A tale of adventure and intrigue, The Caribbean Legion studies the political struggles of the peoples of Costa Rica, Cuba, the Dominican Republic, Guatemala, Honduras, and Nicaragua in the years following World War II. Taking their inspiration from the D-day–style invasions of occupied Europe, groups of political exiles organized a series of armed expeditions that kept the Caribbean in turmoil for five years. Although their actions were independent, the groups became known collectively as the 'Caribbean Legion.'
Charles D. Ameringer examines the myth and reality of the Caribbean Legion, as well as the evolving foreign policy of the United States. Faced with the contradiction between the promotion of representative democracy and the principle of nonintervention, the United States tolerated dictatorship in the postwar Caribbean, which eventually led to serious consequences such as the Cuban Revolution.
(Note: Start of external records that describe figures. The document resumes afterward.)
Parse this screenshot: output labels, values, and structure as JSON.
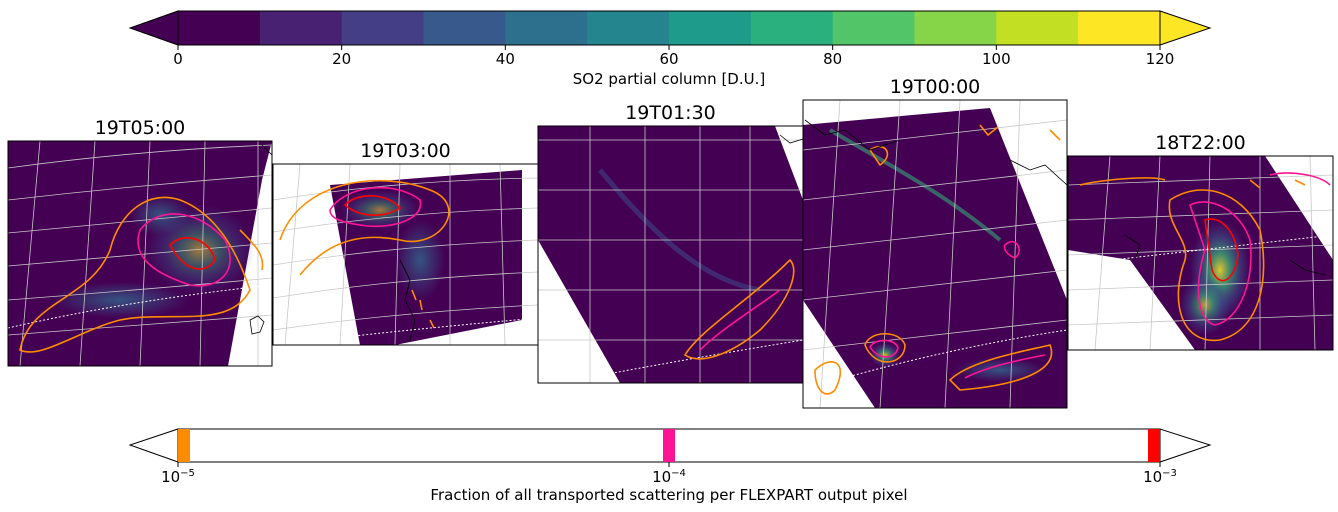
{
  "chart_data": {
    "type": "heatmap",
    "quantity_colorbar": {
      "label": "SO2 partial column [D.U.]",
      "colormap": "viridis",
      "range": [
        0,
        120
      ],
      "step": 10,
      "extend": "both",
      "ticks": [
        "0",
        "20",
        "40",
        "60",
        "80",
        "100",
        "120"
      ],
      "tick_values": [
        0,
        20,
        40,
        60,
        80,
        100,
        120
      ]
    },
    "panels": [
      {
        "title": "19T05:00"
      },
      {
        "title": "19T03:00"
      },
      {
        "title": "19T01:30"
      },
      {
        "title": "19T00:00"
      },
      {
        "title": "18T22:00"
      }
    ],
    "contour_colorbar": {
      "label": "Fraction of all transported scattering per FLEXPART output pixel",
      "scale": "log",
      "range": [
        1e-05,
        0.001
      ],
      "ticks": [
        {
          "value": 1e-05,
          "base": "10",
          "exp": "−5"
        },
        {
          "value": 0.0001,
          "base": "10",
          "exp": "−4"
        },
        {
          "value": 0.001,
          "base": "10",
          "exp": "−3"
        }
      ],
      "levels": [
        {
          "value": 1e-05,
          "color": "#ff8c00"
        },
        {
          "value": 0.0001,
          "color": "#ff1493"
        },
        {
          "value": 0.001,
          "color": "#ff0000"
        }
      ]
    }
  },
  "colors": {
    "background_fill": "#440154",
    "grid": "#c8c8c8",
    "coast": "#000000"
  }
}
Ameringer utilizes never-before-consulted documents from 1949 and 1950 on 'the situation in the Caribbean' from the Inter-American Peace Committee of the Organization of American States. Accordingly, The Caribbean Legion presents new information and documentation on the difficulties, complexities, and costs of organizing armed uprisings from exile, the purposes and actions of pro-democratic Caribbean exiles and their allies and sponsors, and US policy toward Latin America in the early Cold War period.